O boteco era simples, com balcão de madeira, quatro ou cinco mesas e na parede uma coleção de garrafas de wuisky, conhaque e cachaça. A mineira. Sentaram no balcão e pediram algo pra beber.
- Mas cês são gaúcho, sô!
- sim.
- é.
O garçom se inclina para a mesa ao fundo, onde sentam três senhores de calça e camisa de manga curta, com um simpático sorriso.
- óiai, gente. Esses aqui são gaúcho!.
E a mesa por completo sorri. Levantam os copos e arredam cadeiras vazias para junto deles. É um convite. Os dois se olham só para que um tenha certeza do que o outro concorda. Acomodam-se aos brindes com os novos amigos.
- mas então cês são gaúcho, é?!
- isso mesmo.
- mas de onde, lá?
- são Leopoldo. É perto de Porto Alegre.
- mas, óia. E tão de visita aqui na cidade? Chegaram quando?
- agora a pouco. Deixamos as coisas aqui, no Hotel Mariana, e viemos pra beber alguma coisa.
- cês tão aqui no Mariana, é?
- cês tão bem. O hotel é bão demais.
- cês falaram com o Geninho ou com a Dona Maria?
- falamos com o senhor que estava na recepção.
- ah, mas então foi com o Geninho. É ele que é o dono do Hotel. Já faz 45 nos que ele ta ali.
- é. Hotel muito limpo.
E começaram a papear. As cervejas vinham assim como vinha assunto e risada naquela mesa tão animada. Parecia que se conheciam há muito. Quando as garrafas já cobriam metade da mesa, se abraçavam e faziam planos de passeios no dia seguinte aos pontos turísticos da cidade, almoço na casa do outro, festa com a ‘mulherada’ na casa noturna Vem Quente, Uai! e tudo mais que velhos amigos planejam. Os dois turistas se esbaldavam na plenitude de saber que seus planos estavam dando certo. Estava tudo perfeito. Estava.
Um dos dois, mais exaltado na bebida e nas palavras, sentiu liberdade demais para falar o que pensava. E liberdade demais é perigoso. Ainda mais nesta situação. Achou que era conveniente falar que “ eles é que eram os reis do país. Tanto que faziam questão de dar dinheiro pro interior do país pra fazer turismo e comer as mulheres deles”. Silêncio na mesa. Ninguém entendeu. Ele ainda sorrindo tentou explicar a infeliz piada.
- entenderam? Turismo, dinheiro, mulher, economia, putaria.
Eles sabiam o que era turismo e economia. E a ação sexual mais obscena também. Não era essa parte da piada que eles não estavam entendendo. O outro amigo gelou. Os demais fecharam a expressão facial.
- como assim?
- é. Como assim?
- hora gente, é uma piada. Eu só quis dizer que...

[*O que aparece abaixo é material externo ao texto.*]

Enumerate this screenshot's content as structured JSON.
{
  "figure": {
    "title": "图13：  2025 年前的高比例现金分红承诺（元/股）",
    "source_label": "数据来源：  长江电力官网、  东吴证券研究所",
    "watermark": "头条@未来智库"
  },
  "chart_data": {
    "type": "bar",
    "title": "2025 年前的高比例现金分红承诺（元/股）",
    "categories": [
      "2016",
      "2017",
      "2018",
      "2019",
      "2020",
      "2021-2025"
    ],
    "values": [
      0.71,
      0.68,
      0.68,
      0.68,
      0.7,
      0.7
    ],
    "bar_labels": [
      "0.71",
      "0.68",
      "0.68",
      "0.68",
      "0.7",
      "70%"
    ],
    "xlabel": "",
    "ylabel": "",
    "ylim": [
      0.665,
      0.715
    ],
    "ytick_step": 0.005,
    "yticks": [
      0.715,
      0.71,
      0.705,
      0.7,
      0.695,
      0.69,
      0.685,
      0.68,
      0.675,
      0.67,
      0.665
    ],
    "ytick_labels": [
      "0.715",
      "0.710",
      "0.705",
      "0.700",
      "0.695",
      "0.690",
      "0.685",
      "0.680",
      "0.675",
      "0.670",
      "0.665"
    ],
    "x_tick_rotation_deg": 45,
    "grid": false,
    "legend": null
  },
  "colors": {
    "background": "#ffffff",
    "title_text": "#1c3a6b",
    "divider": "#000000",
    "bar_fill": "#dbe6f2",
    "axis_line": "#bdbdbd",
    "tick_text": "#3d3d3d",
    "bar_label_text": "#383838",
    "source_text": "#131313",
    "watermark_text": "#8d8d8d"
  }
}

- a gente entendeu o que ocê quis dizer.
- mas nós não gostamos disso, não.
- cês tão loco?
Cês. O outro amigo havia sido incluso na confusão.
- não, gente. Olha bem. A gente tava falando de paulista e daí eu quis brincar que...
- paulista é paulista.
- é. Pode!
- mas mineirim...
- ah, capaz. Tu não vai levar a sério, né?! A gente veio aqui pra se divertir e vai de qualquer forma dar dinheiro pra vocês. E não é verdade?
O da ponta da mesa levantou-se de súbito e desferiu os punhos fechados, em soco, contra a mesa e ergueu-se sobre o piadista sem graça. Foi seguido pelos outros que empurraram suas cadeiras para longe da mesa.
- esmola? Cês acham que a gente precisa de esmola?
- se tu quer chamar de esmola, então chama – o humorista desastroso mantém a moral.
- o que? Como eu quero chamar? Cês vem aqui de vez em quando e acham que podem sair falando com a gente desse jeito?
- ih, cara...
- cês acham que só por que vocês são colonizados por um bando de europeu medroso que deixou as próprias terras, cês são grande coisa? Cês fizeram porra nenhuma pelo país, enquanto a gente lutou e continua lutando por liberdade. Cês acham que liberdade é ter emprego pra sustentar um bairrismo ultrapassado e intransigente quando se fala da revolução esfarrapada e fraudulenta que cês inventaram.
- peraí, agora tu pegou pesado, porra. Ta pensando o que? Nós somos um dos maiores pólos econômicos do país. Metade do desenvolvimento deste país vem do Sul. Nossa garra e nossa força são invejadas por cada um de vocês que morrem de dor de cotovelo por não serem a metade do que a gente é. O negócio de vocês é pão de queijo e cachaça. E mulher bonita pra gente comer.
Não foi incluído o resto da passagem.